配偶者短期居住権。建物の修繕費は、誰が支払うのか。

相続法改正

配偶者短期居住権とは

2018年7月に成立した改正民法。その中で、配偶者の居住を保護するための方策のひとつとして新設された制度に、配偶者短期居住権があります。

配偶者短期居住権とは、どのような遺産分割がなされても、またどのような遺言書が残されていても、相続開始時、被相続人所有の建物に無償で住んでいた配偶者は、少なくとも相続開始後6か月間はその家に無償で住み続けることができるという制度です。

建物の修繕費は、誰が支払うのか

では、配偶者短期居住権の対象である建物の修繕費は、誰が支払うのでしょうか。結論を言えば、原則として居住している配偶者が支払うことになるものと思われます。

根拠は、下記の通りです。

まず、配偶者短期居住権には下記のように、準用されている規定があります。

(使用貸借等の規定の準用)
第千四十一条 第五百九十七条第三項、第六百条、第六百十六条の二、第千三十二条第二項、第千三十三条及び第千三十四条の規定は、配偶者短期居住権について準用する。

このうち、修繕費に関する条文は、1033条です。

第1033条(居住建物の修繕等)
 配偶者は、居住建物の使用及び収益に必要な修繕をすることができる。
2 居住建物の修繕が必要である場合において、配偶者が相当の期間内に必要な修繕をしないときは、居住建物の所有者は、その修繕をすることができる。
3 居住建物が修繕を要するとき(第一項の規定により配偶者が自らその修繕をするときを除く。

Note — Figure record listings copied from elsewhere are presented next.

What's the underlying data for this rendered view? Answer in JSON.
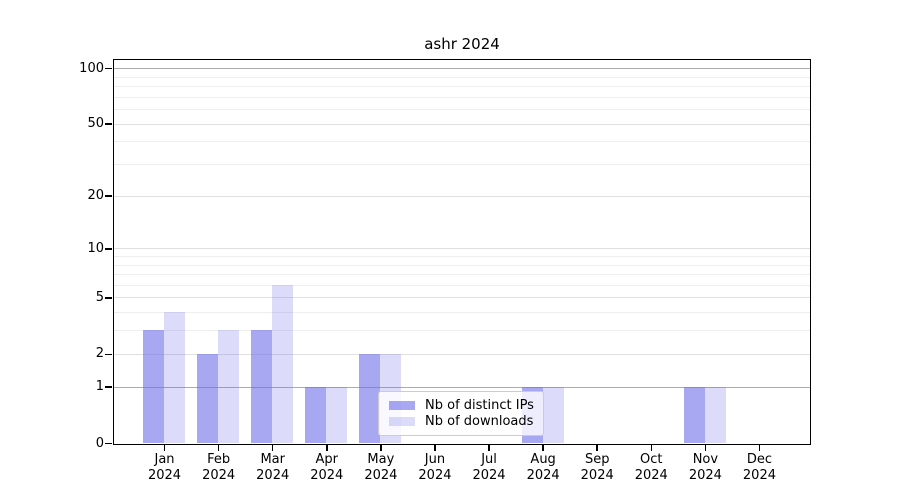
{
  "title": "ashr 2024",
  "legend": {
    "items": [
      {
        "label": "Nb of distinct IPs"
      },
      {
        "label": "Nb of downloads"
      }
    ]
  },
  "chart_data": {
    "type": "bar",
    "title": "ashr 2024",
    "categories": [
      "Jan 2024",
      "Feb 2024",
      "Mar 2024",
      "Apr 2024",
      "May 2024",
      "Jun 2024",
      "Jul 2024",
      "Aug 2024",
      "Sep 2024",
      "Oct 2024",
      "Nov 2024",
      "Dec 2024"
    ],
    "x_tick_month": [
      "Jan",
      "Feb",
      "Mar",
      "Apr",
      "May",
      "Jun",
      "Jul",
      "Aug",
      "Sep",
      "Oct",
      "Nov",
      "Dec"
    ],
    "x_tick_year": "2024",
    "series": [
      {
        "name": "Nb of distinct IPs",
        "color": "rgba(108,108,233,0.6)",
        "values": [
          3,
          2,
          3,
          1,
          2,
          0,
          0,
          1,
          0,
          0,
          1,
          0
        ]
      },
      {
        "name": "Nb of downloads",
        "color": "rgba(108,108,233,0.24)",
        "values": [
          4,
          3,
          6,
          1,
          2,
          0,
          0,
          1,
          0,
          0,
          1,
          0
        ]
      }
    ],
    "y_axis": {
      "scale": "log10(1+y)",
      "tick_values": [
        0,
        1,
        2,
        5,
        10,
        20,
        50,
        100
      ],
      "tick_labels": [
        "0",
        "1",
        "2",
        "5",
        "10",
        "20",
        "50",
        "100"
      ],
      "minor_tick_values": [
        3,
        4,
        6,
        7,
        8,
        9,
        30,
        40,
        60,
        70,
        80,
        90
      ],
      "emphasized_gridlines": [
        1,
        100
      ],
      "ymin": 0,
      "ymax": 114
    },
    "grid": true,
    "legend_position": "lower center"
  },
  "colors": {
    "bar_base": "#6c6ce9",
    "distinct_ips_rendered": "#a7a7f2",
    "downloads_rendered": "#dbdbfa",
    "grid_emphasized": "#ababab",
    "grid_major": "#e0e0e0",
    "grid_minor": "#eeeeee",
    "axis": "#000000",
    "legend_border": "#cccccc"
  }
}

)、又は居住建物について権利を主張する者があるときは、配偶者は、居住建物の所有者に対し、遅滞なくその旨を通知しなければならない。ただし、居住建物の所有者が既にこれを知っているときは、この限りでない。

第1034条(居住建物の費用の負担)
 配偶者は、居住建物の通常の必要費を負担する。
2 第583条第2項の規定は、前項の通常の必要費以外の費用について準用する。

1034条2項にて参照している条文は、下記の通りです。

第583条 

<略>
2 買主又は転得者が不動産について費用を支出したときは、売主は、第196条の規定に従い、その償還をしなければならない。ただし、有益費については、裁判所は、売主の請求により、その償還について相当の期限を許与することができる。

さらに、196条は次の通りです。

第196条 占有者が占有物を返還する場合には、その物の保存のために支出した金額その他の必要費を回復者から償還させることができる。ただし、占有者が果実を取得したときは、通常の必要費は、占有者の負担に帰する。
2 占有者が占有物の改良のために支出した金額その他の有益費については、その価格の増加が現存する場合に限り、回復者の選択に従い、その支出した金額又は増価額を償還させることができる。ただし、悪意の占有者に対しては、裁判所は、回復者の請求により、その償還について相当の期限を許与することができる。

つまり、その修繕費が通常の必要費に該当するのであれば、居住者たる配偶者が負担します。

一方で、修繕費が通常の必要費を超える場合には、原則として建物所有者の負担となります。

この辺りも、概要を知っておかれると良いでしょう。